After a seemingly short siesta, Nathan and I woke and hit the city. The city of Georgetown consists of dusty paved streets with mostly wooden decayed buildings. The sides of the streets are bordered with concrete ditches filled with putrid-smelling water filled with plants, fish, tadpoles, and garbage. The garbage is everywhere. I have never been to a city as dirty as Georgetown. Over the next few hours, Nathan and I walked the streets. There was a parade of school children in honor of Republic Day, celebrating 50 years of Guyana’s independence. Everyone was costumed. It was quite elaborate.

We continued to the Parks Commission in the National Park to register our visit to Kaieteur Falls. As we walked we could feel the sun beating down on us. It was hot. We reached the office only to find they were closed. I should have anticipated this. On the walk back we snapped photos of these little birds walking on top of the lilypads. See if you can find them.

There was an interesting Hindu temple we snapped a photo of as well.

When we got back to the hotel after a few hours of walking around it was clear that we forgot the sunscreen and we were severely burned. Nathan’s neck was on fire and my face as red as the devil. However, our next order of business was to figure out how to catch a bus to Mahdia, the waypoint before Pamela Landing the “port” to the jungle falls.

We picked our hotel based on its location to Stabroek Market. This is the largest outdoor market in Guyana. It was a few blocks away. After liberally applying sunscreen, we made our way to the market. At the market, there were buses everywhere. Bus 44, bus 42, bus 94, etc. These “mini-busses” as they were called are actually mini-vans with manual transmissions and enhanced suspensions, likely for no other reason than the driving conditions of the roads. We were looking for bus 72. Next to each bus was a “bus barker” that tried to generate business for that particular bus. BTW, bus barker is my term, not the Guyanese. As well navigated the buses we were told by a bus barker at the market that bus 72 left at 5:30 a.m. on a street a couple of blocks away.

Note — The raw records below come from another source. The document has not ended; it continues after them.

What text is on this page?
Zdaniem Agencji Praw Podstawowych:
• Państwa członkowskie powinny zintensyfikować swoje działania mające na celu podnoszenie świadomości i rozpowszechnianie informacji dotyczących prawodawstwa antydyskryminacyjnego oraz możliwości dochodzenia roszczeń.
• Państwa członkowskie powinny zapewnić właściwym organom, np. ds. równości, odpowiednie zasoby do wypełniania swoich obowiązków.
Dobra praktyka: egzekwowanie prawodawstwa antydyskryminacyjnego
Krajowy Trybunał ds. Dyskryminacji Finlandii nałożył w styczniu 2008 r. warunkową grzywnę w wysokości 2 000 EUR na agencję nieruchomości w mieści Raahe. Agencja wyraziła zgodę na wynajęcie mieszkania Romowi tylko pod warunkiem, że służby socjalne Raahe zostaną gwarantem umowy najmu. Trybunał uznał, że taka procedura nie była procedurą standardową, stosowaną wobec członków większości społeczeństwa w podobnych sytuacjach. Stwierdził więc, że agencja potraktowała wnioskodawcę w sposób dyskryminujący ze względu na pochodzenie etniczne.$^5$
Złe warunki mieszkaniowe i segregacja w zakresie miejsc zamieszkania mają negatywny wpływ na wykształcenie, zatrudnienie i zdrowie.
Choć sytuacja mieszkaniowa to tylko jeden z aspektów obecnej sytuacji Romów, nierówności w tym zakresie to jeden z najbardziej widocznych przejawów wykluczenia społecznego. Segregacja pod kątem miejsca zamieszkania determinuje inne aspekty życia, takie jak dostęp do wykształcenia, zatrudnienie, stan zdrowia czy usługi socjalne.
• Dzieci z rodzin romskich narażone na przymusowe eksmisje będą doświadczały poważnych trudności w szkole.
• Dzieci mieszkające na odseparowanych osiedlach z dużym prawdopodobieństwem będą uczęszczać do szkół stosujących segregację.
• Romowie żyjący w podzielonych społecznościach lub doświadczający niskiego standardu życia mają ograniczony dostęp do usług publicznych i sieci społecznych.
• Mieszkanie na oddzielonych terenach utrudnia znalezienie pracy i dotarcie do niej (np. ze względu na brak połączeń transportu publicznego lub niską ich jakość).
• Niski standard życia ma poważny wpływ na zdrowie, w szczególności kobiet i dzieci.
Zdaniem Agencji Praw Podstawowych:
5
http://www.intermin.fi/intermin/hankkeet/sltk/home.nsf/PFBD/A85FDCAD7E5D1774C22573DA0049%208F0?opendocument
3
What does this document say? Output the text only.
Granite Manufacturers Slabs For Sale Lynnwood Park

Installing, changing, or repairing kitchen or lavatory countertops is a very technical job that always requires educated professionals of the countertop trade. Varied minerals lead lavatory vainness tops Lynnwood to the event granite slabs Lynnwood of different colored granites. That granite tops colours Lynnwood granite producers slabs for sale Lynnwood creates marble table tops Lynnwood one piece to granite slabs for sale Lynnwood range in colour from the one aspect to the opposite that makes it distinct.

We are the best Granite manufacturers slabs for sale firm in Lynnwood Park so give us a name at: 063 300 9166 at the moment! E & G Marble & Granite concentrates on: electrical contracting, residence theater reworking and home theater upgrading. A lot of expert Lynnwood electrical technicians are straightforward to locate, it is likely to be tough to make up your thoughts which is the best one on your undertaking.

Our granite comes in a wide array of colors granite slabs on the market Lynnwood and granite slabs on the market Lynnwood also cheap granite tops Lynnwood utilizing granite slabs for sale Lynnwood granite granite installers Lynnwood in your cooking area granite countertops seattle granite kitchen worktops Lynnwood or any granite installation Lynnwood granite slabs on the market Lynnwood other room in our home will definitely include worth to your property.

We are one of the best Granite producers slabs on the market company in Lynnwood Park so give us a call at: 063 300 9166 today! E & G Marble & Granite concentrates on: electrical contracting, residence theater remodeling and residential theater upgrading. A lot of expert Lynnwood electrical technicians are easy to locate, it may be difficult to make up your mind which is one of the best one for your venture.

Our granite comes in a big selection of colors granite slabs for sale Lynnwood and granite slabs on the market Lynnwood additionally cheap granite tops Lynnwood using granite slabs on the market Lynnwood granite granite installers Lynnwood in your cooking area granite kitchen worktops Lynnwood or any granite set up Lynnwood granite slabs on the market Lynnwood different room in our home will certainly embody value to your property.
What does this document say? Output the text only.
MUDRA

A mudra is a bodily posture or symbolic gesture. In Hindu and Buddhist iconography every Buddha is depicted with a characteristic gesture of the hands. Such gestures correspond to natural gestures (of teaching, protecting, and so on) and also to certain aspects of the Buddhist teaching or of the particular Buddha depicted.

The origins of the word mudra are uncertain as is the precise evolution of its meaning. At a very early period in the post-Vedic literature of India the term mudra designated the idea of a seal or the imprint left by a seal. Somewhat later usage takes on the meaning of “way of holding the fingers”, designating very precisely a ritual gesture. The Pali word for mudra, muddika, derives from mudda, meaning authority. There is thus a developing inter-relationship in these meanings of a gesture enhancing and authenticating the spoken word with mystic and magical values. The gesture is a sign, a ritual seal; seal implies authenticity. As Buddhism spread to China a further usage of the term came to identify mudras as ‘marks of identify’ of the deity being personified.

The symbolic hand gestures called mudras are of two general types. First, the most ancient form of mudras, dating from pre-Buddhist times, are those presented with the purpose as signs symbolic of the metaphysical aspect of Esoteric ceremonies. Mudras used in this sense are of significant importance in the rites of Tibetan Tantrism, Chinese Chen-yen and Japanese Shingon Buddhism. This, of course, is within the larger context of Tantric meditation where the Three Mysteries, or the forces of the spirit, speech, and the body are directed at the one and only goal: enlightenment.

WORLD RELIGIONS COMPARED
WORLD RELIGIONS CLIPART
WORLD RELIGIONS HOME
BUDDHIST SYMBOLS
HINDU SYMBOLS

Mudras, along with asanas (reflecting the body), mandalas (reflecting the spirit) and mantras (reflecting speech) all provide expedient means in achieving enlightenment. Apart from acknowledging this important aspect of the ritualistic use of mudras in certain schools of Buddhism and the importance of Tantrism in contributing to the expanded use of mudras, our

We verified the location of the bus stop and headed back to the hotel to get out of the sun. That evening we went to a Brazilian barbeque restaurant. Nathan loved it!

We walked back to our hotel, a few blocks away, in the dark around 7 p.m. Being close to the equator sun up/sundown is almost exactly 6 a.m. to 6 p.m. It was kind of scary as it really did not seem to be safe being out at dark. Tomorrow’s walk to the bus stop in the wee hours of the morning should be interesting.